Similar to how each of the Elves of Lessa books have the same type of romantic developments, each of K. M. Shea‘s Magiford trilogies share a similar story structure:

Book 1 has an underpowered young woman get entangled with an overpowered man, in Book 2 the protagonist becomes powerful in her own right and the two separate for some reason, then in Book 3 they become an established couple and overcome a persistent adversary.

Hall of Blood and Mercy is the first of these trilogies, doing a great job of introducing the setting without resorting to infodumps or reams of exposition. The only thing I can really criticize is how incredibly nonsensical the break-up in the second book is. Just a complete lack of logic to the point that the characters themselves don’t even try to defend it.

The second trilogy, Court of Midnight and Deception, builds on the groundwork lain by the previous one while suffering from a similar issue with the separation segment.

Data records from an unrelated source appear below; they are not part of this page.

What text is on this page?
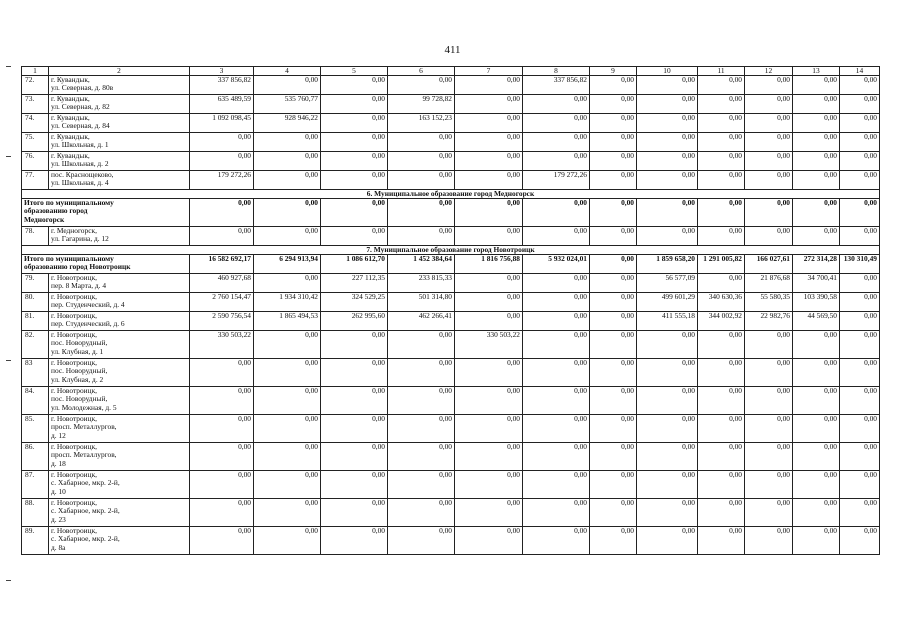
411
1	2	3	4	5	6	7	8	9	10	11	12	13	14
72.	г. Кувандык,
ул. Северная, д. 80в	337 856,82	0,00	0,00	0,00	0,00	337 856,82	0,00	0,00	0,00	0,00	0,00	0,00
73.	г. Кувандык,
ул. Северная, д. 82	635 489,59	535 760,77	0,00	99 728,82	0,00	0,00	0,00	0,00	0,00	0,00	0,00	0,00
74.	г. Кувандык,
ул. Северная, д. 84	1 092 098,45	928 946,22	0,00	163 152,23	0,00	0,00	0,00	0,00	0,00	0,00	0,00	0,00
75.	г. Кувандык,
ул. Школьная, д. 1	0,00	0,00	0,00	0,00	0,00	0,00	0,00	0,00	0,00	0,00	0,00	0,00
76.	г. Кувандык,
ул. Школьная, д. 2	0,00	0,00	0,00	0,00	0,00	0,00	0,00	0,00	0,00	0,00	0,00	0,00
77.	пос. Краснощеково,
ул. Школьная, д. 4	179 272,26	0,00	0,00	0,00	0,00	179 272,26	0,00	0,00	0,00	0,00	0,00	0,00
6. Муниципальное образование город Медногорск													

Итого по муниципальному
образованию город
Медногорск		0,00	0,00	0,00	0,00	0,00	0,00	0,00	0,00	0,00	0,00	0,00	0,00
78.	г. Медногорск,
ул. Гагарина, д. 12	0,00	0,00	0,00	0,00	0,00	0,00	0,00	0,00	0,00	0,00	0,00	0,00
7. Муниципальное образование город Новотроицк													

Итого по муниципальному
образованию город Новотроицк		16 582 692,17	6 294 913,94	1 086 612,70	1 452 384,64	1 816 756,88	5 932 024,01	0,00	1 859 658,20	1 291 005,82	166 027,61	272 314,28	130 310,49
79.	г. Новотроицк,
пер. 8 Марта, д. 4	460 927,68	0,00	227 112,35	233 815,33	0,00	0,00	0,00	56 577,09	0,00	21 876,68	34 700,41	0,00
80.	г. Новотроицк,
пер. Студенческий, д. 4	2 760 154,47	1 934 310,42	324 529,25	501 314,80	0,00	0,00	0,00	499 601,29	340 630,36	55 580,35	103 390,58	0,00
81.	г. Новотроицк,
пер. Студенческий, д. 6	2 590 756,54	1 865 494,53	262 995,60	462 266,41	0,00	0,00	0,00	411 555,18	344 002,92	22 982,76	44 569,50	0,00
82.	г. Новотроицк,
пос. Новорудный,
ул. Клубная, д. 1	330 503,22	0,00	0,00	0,00	330 503,22	0,00	0,00	0,00	0,00	0,00	0,00	0,00
83	г. Новотроицк,
пос. Новорудный,
ул. Клубная, д. 2	0,00	0,00	0,00	0,00	0,00	0,00	0,00	0,00	0,00	0,00	0,00	0,00
84.	г. Новотроицк,
пос. Новорудный,
ул. Молодежная, д. 5	0,00	0,00	0,00	0,00	0,00	0,00	0,00	0,00	0,00	0,00	0,00	0,00
85.	г. Новотроицк,
просп. Металлургов,
д. 12	0,00	0,00	0,00	0,00	0,00	0,00	0,00	0,00	0,00	0,00	0,00	0,00
86.	г. Новотроицк,
просп. Металлургов,
д. 18	0,00	0,00	0,00	0,00	0,00	0,00	0,00	0,00	0,00	0,00	0,00	0,00
87.	г. Новотроицк,
с. Хабарное, мкр. 2-й,
д. 10	0,00	0,00	0,00	0,00	0,00	0,00	0,00	0,00	0,00	0,00	0,00	0,00
88.	г. Новотроицк,
с. Хабарное, мкр. 2-й,
д. 23	0,00	0,00	0,00	0,00	0,00	0,00	0,00	0,00	0,00	0,00	0,00	0,00
89.	г. Новотроицк,
с. Хабарное, мкр. 2-й,
д. 8а	0,00	0,00	0,00	0,00	0,00	0,00	0,00	0,00	0,00	0,00	0,00	0,00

Once again we have a decision that just completely lacks any sense, but at least in this case the characters get over it fairly quickly. Only other potential issue might be that many of the events in here lean toward the goofier side of things.

Finally we come to the Pack of Dawn and Destiny trilogy (since I’ve already talked about the Gate of Myth and Power one). This set of novels stands out for both switching up the formula a bit and being absolutely terrible. It switches things up by having the main couple already know each other from the beginning and essentially skipping over the separation event, while ending up the worst of the trilogies by far due to its overwhelming level of ridiculousness and poorly thought-out plot developments.

Fortunately, that third trilogy is pretty divorced from the other three (the series’ background conspiracy doesn’t even play an explicit roll in it) and can be safely skipped without issue.